Question

A 1.2% solution (w/v) of NaCl is isotonic with 7.2% solution (w/v) of glucose. Calculate degree of ionization and Van't Hoff factor of $NaCl$.

• A. $0.55,0.45$
• B. $0.95,1.95$
• C. $0.98,2.05$
• D. $0.95,2.76$

Answer 1

The correct option is B $0.95,1.95$

The molar masses of $NaCl$ and glucose are $58.5$ g/mol and $180$ g/mol respectively.

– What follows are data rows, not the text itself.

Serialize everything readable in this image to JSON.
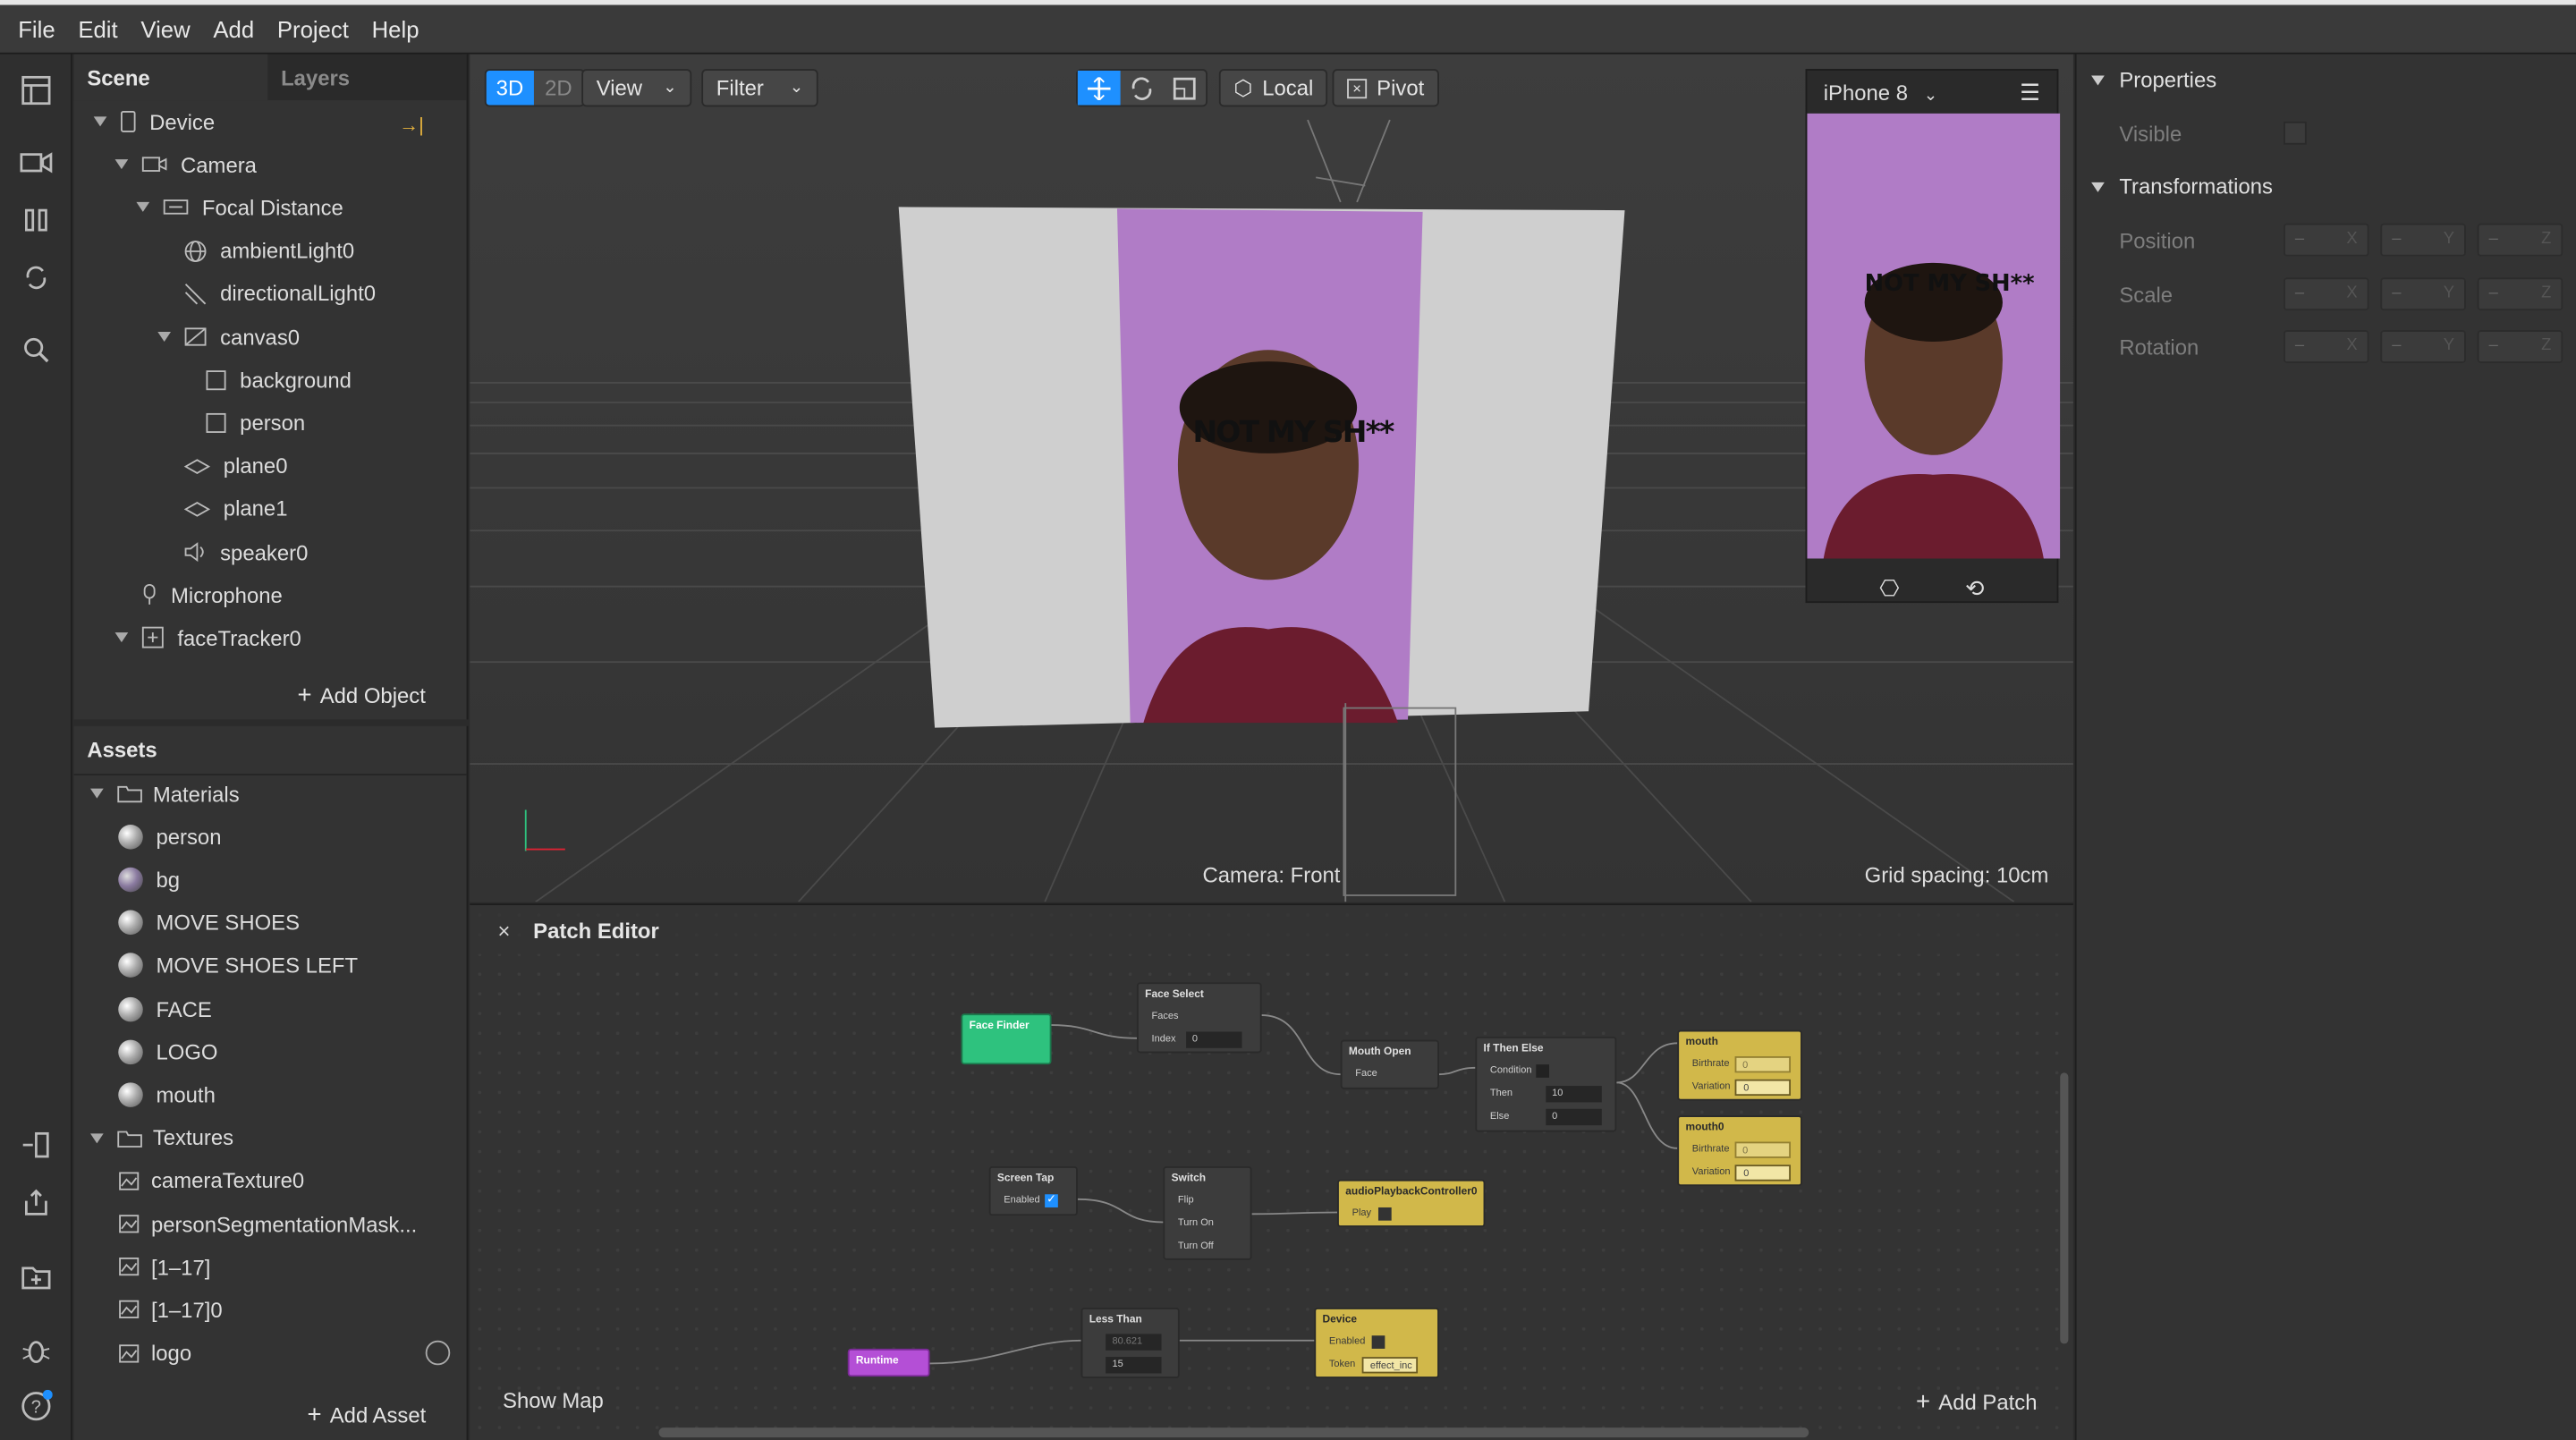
{
  "menu": [
    "File",
    "Edit",
    "View",
    "Add",
    "Project",
    "Help"
  ],
  "scene": {
    "tabs": [
      "Scene",
      "Layers"
    ],
    "items": [
      {
        "label": "Device",
        "icon": "phone-icon",
        "depth": 0,
        "expand": true
      },
      {
        "label": "Camera",
        "icon": "camera-icon",
        "depth": 1,
        "expand": true
      },
      {
        "label": "Focal Distance",
        "icon": "focal-distance-icon",
        "depth": 2,
        "expand": true
      },
      {
        "label": "ambientLight0",
        "icon": "ambient-light-icon",
        "depth": 3,
        "expand": false
      },
      {
        "label": "directionalLight0",
        "icon": "directional-light-icon",
        "depth": 3,
        "expand": false
      },
      {
        "label": "canvas0",
        "icon": "canvas-icon",
        "depth": 3,
        "expand": true
      },
      {
        "label": "background",
        "icon": "rectangle-icon",
        "depth": 4,
        "expand": false
      },
      {
        "label": "person",
        "icon": "rectangle-icon",
        "depth": 4,
        "expand": false
      },
      {
        "label": "plane0",
        "icon": "plane-icon",
        "depth": 3,
        "expand": false
      },
      {
        "label": "plane1",
        "icon": "plane-icon",
        "depth": 3,
        "expand": false
      },
      {
        "label": "speaker0",
        "icon": "speaker-icon",
        "depth": 3,
        "expand": false
      },
      {
        "label": "Microphone",
        "icon": "microphone-icon",
        "depth": 1,
        "expand": false
      },
      {
        "label": "faceTracker0",
        "icon": "face-tracker-icon",
        "depth": 1,
        "expand": true
      }
    ],
    "add_object": "Add Object"
  },
  "assets": {
    "title": "Assets",
    "items": [
      {
        "label": "Materials",
        "kind": "folder",
        "depth": 0
      },
      {
        "label": "person",
        "kind": "material",
        "depth": 1
      },
      {
        "label": "bg",
        "kind": "material",
        "depth": 1
      },
      {
        "label": "MOVE SHOES",
        "kind": "material",
        "depth": 1
      },
      {
        "label": "MOVE SHOES LEFT",
        "kind": "material",
        "depth": 1
      },
      {
        "label": "FACE",
        "kind": "material",
        "depth": 1
      },
      {
        "label": "LOGO",
        "kind": "material",
        "depth": 1
      },
      {
        "label": "mouth",
        "kind": "material",
        "depth": 1
      },
      {
        "label": "Textures",
        "kind": "folder",
        "depth": 0
      },
      {
        "label": "cameraTexture0",
        "kind": "texture",
        "depth": 1
      },
      {
        "label": "personSegmentationMask...",
        "kind": "texture",
        "depth": 1
      },
      {
        "label": "[1–17]",
        "kind": "texture",
        "depth": 1
      },
      {
        "label": "[1–17]0",
        "kind": "texture",
        "depth": 1
      },
      {
        "label": "logo",
        "kind": "texture",
        "depth": 1
      }
    ],
    "add_asset": "Add Asset"
  },
  "viewport": {
    "mode_3d": "3D",
    "mode_2d": "2D",
    "view": "View",
    "filter": "Filter",
    "local": "Local",
    "pivot": "Pivot",
    "device": "iPhone 8",
    "camera_label": "Camera: Front",
    "grid_label": "Grid spacing: 10cm",
    "overlay_text": "NOT MY SH**"
  },
  "properties": {
    "title": "Properties",
    "visible": "Visible",
    "transformations": "Transformations",
    "rows": [
      "Position",
      "Scale",
      "Rotation"
    ],
    "axes": [
      "X",
      "Y",
      "Z"
    ],
    "dash": "–"
  },
  "patch": {
    "title": "Patch Editor",
    "show_map": "Show Map",
    "add_patch": "Add Patch",
    "nodes": {
      "face_finder": "Face Finder",
      "face_select": {
        "title": "Face Select",
        "faces": "Faces",
        "index": "Index",
        "index_val": "0"
      },
      "mouth_open": {
        "title": "Mouth Open",
        "face": "Face"
      },
      "if_then_else": {
        "title": "If Then Else",
        "condition": "Condition",
        "then": "Then",
        "then_val": "10",
        "else": "Else",
        "else_val": "0"
      },
      "mouth": {
        "title": "mouth",
        "birthrate": "Birthrate",
        "birthrate_val": "0",
        "variation": "Variation",
        "variation_val": "0"
      },
      "mouth0": {
        "title": "mouth0",
        "birthrate": "Birthrate",
        "birthrate_val": "0",
        "variation": "Variation",
        "variation_val": "0"
      },
      "screen_tap": {
        "title": "Screen Tap",
        "enabled": "Enabled"
      },
      "switch": {
        "title": "Switch",
        "flip": "Flip",
        "turn_on": "Turn On",
        "turn_off": "Turn Off"
      },
      "audio": {
        "title": "audioPlaybackController0",
        "play": "Play"
      },
      "runtime": "Runtime",
      "less_than": {
        "title": "Less Than",
        "a_val": "80.621",
        "b_val": "15"
      },
      "device": {
        "title": "Device",
        "enabled": "Enabled",
        "token": "Token",
        "token_val": "effect_inc"
      }
    }
  },
  "colors": {
    "accent": "#1e90ff",
    "patch_green": "#2ec27e",
    "patch_yellow": "#d1b84a",
    "patch_purple": "#b44fd6",
    "canvas_purple": "#b07cc6"
  }
}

The expression for the osmotic pressure is as follows:
$\Pi =iCRT$
Since two solutions are isotonic, they have equal osmotic pressure.
$\Pi \left(NaCl\right)=\Pi \left(glucose\right)$
$i\left(NaCl\right)C\left(NaCl\right)=i\left(glucose\right)C\left(glucose\right)$
$i\left(NaCl\right)\times \frac{1.2}{58.5}=1\times \frac{7.2}{180}i\left(NaCl\right)=1.95$
Let $\alpha$ be the degree of ionization of $NaCl$.
$\alpha =\frac{i-1}{n^{\prime }-1}=\frac{1.95-1}{2-1}=0.95$
Here, $n^{\prime }$ represents the total number of ions produced by dissociation of one molecule of $NaCl$.